Димка, утомившись за день, едва дослушал рассказ Киселева. Его так разморило около жаркой печурки, что он свернулся калачиком на медвежьей шкуре и быстро заснул.
Все, кроме Чауны, тоже улеглись. А Селендзюга все еще сидел в прежней позе, не мог успокоиться. Минут через двадцать, добавив в печурку дров с запасом, чтобы их хватило на всю ночь, тихонько поднялся, вышел из зимовья.
Глубокой звездной чашей опрокинулось небо над притихшей, выбеленной снегом тайгой.
Над высокой вершиной горного хребта, словно зацепившись за нее, висел серп молодого месяца. Свет от него падал неровный, тусклый. Из глубины леса доносился монотонный шум, прерываемый коротким треском сосен, которых, казалось, насквозь пробрал жгучий сорокаградусный мороз.
Чауна отошел от шалаша, прислушался, огляделся, потом присел на пенек, торчавший из-под снега. Неладное творилось на душе у Чауны. Может быть, вспомнились ему древние обычаи предков: при встрече с тигром уступать ему дорогу, потому что нет греха больше, чем осмелиться поднять руку на амбу, чей гордый дух живет в сердце удэге... И Чауна в душе пожалел, что рассказал Олянову о следах амбы, которые видел на берегу Татиби, когда возвращался с соболевки. Лучше бы молчал. «Видишь, как дело было у Романа, — рассуждал сам с собой Чауна, — хотел живого тигренка поймать и так сильно загнал его, что тот попал в лудево и от страха помер.
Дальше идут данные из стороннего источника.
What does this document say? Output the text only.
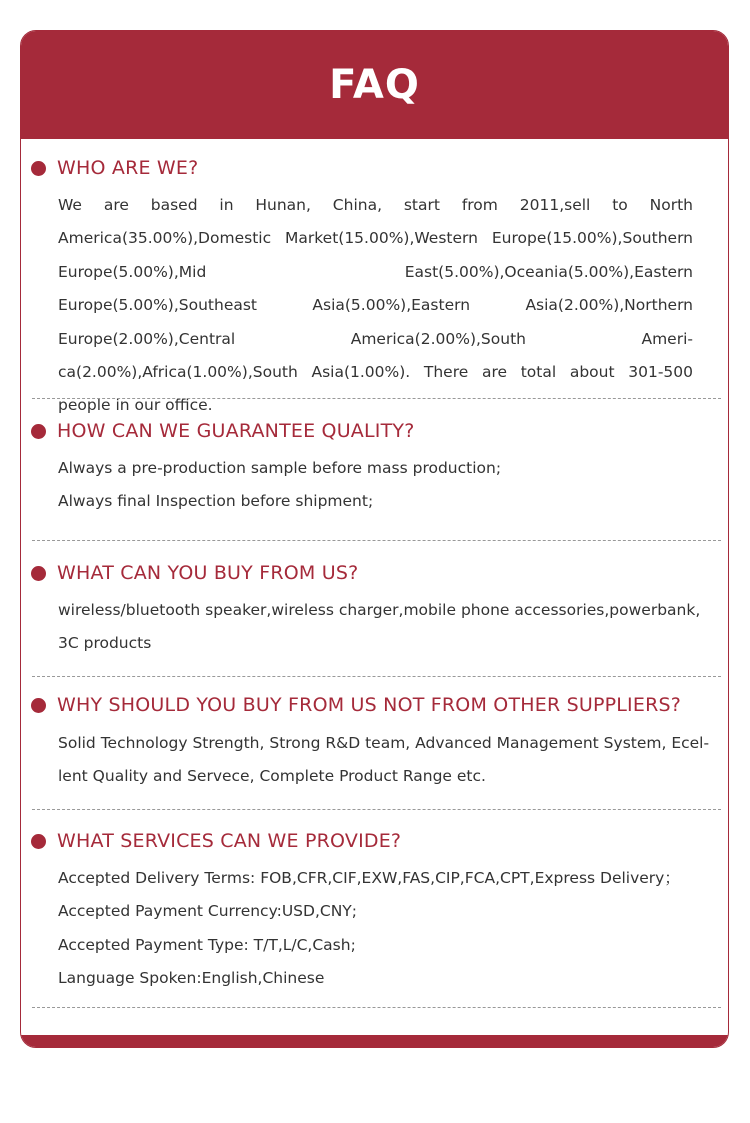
FAQ
WHO ARE WE?
We are based in Hunan, China, start from 2011,sell to North America(35.00%),Domestic Market(15.00%),Western Europe(15.00%),Southern Europe(5.00%),Mid East(5.00%),Oceania(5.00%),Eastern Europe(5.00%),Southeast Asia(5.00%),Eastern Asia(2.00%),Northern Europe(2.00%),Central America(2.00%),South America(2.00%),Africa(1.00%),South Asia(1.00%). There are total about 301-500 people in our office.
HOW CAN WE GUARANTEE QUALITY?

Always a pre-production sample before mass production;

Always final Inspection before shipment;

WHAT CAN YOU BUY FROM US?

wireless/bluetooth speaker,wireless charger,mobile phone accessories,powerbank,

3C products

WHY SHOULD YOU BUY FROM US NOT FROM OTHER SUPPLIERS?

Solid Technology Strength, Strong R&D team, Advanced Management System, Ecel-

lent Quality and Servece, Complete Product Range etc.

WHAT SERVICES CAN WE PROVIDE?

Accepted Delivery Terms: FOB,CFR,CIF,EXW,FAS,CIP,FCA,CPT,Express Delivery；

Accepted Payment Currency:USD,CNY;

Accepted Payment Type: T/T,L/C,Cash;

Language Spoken:English,Chinese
Хорошо, что наших удэге при этом не было, а то бы, наверно, беда случилась».
В это время из шалаша показался Маяка Догдович.
— Проснулся, вижу — тебя, Чауна, нет; вышел посмотреть, почему не спишь.
— Думать приходится, — ответил Чауна, вставая и идя навстречу Маяке. — Может, не пойдем дальше?
Маяка замахал на него руками.
— Больше полдороги прошли. Завтра на Татиби придем. Как можно? Потом стрелять куты-мафу не будем. Помнишь, нам Мунов закон читал: убивать амбу нельзя. Судить будут. Думаешь, Олянов закон не знает? Его лучше других знает.
— Что Роман говорил, — слышал?
— Наверно слышал! Ладно тебе, иди поспи мало-мало, скоро ночь кончится.
Чауна неторопливо пошел в шалаш. Лег на теплое место Маяки и вскоре с храпом заснул.
А Маяки уже не ложился.
На рассвете, обнаружив, что неподалеку от зимовья снег испещрен копытами диких свиней, Канчуга кинулся будить товарищей. Это была добрая весть.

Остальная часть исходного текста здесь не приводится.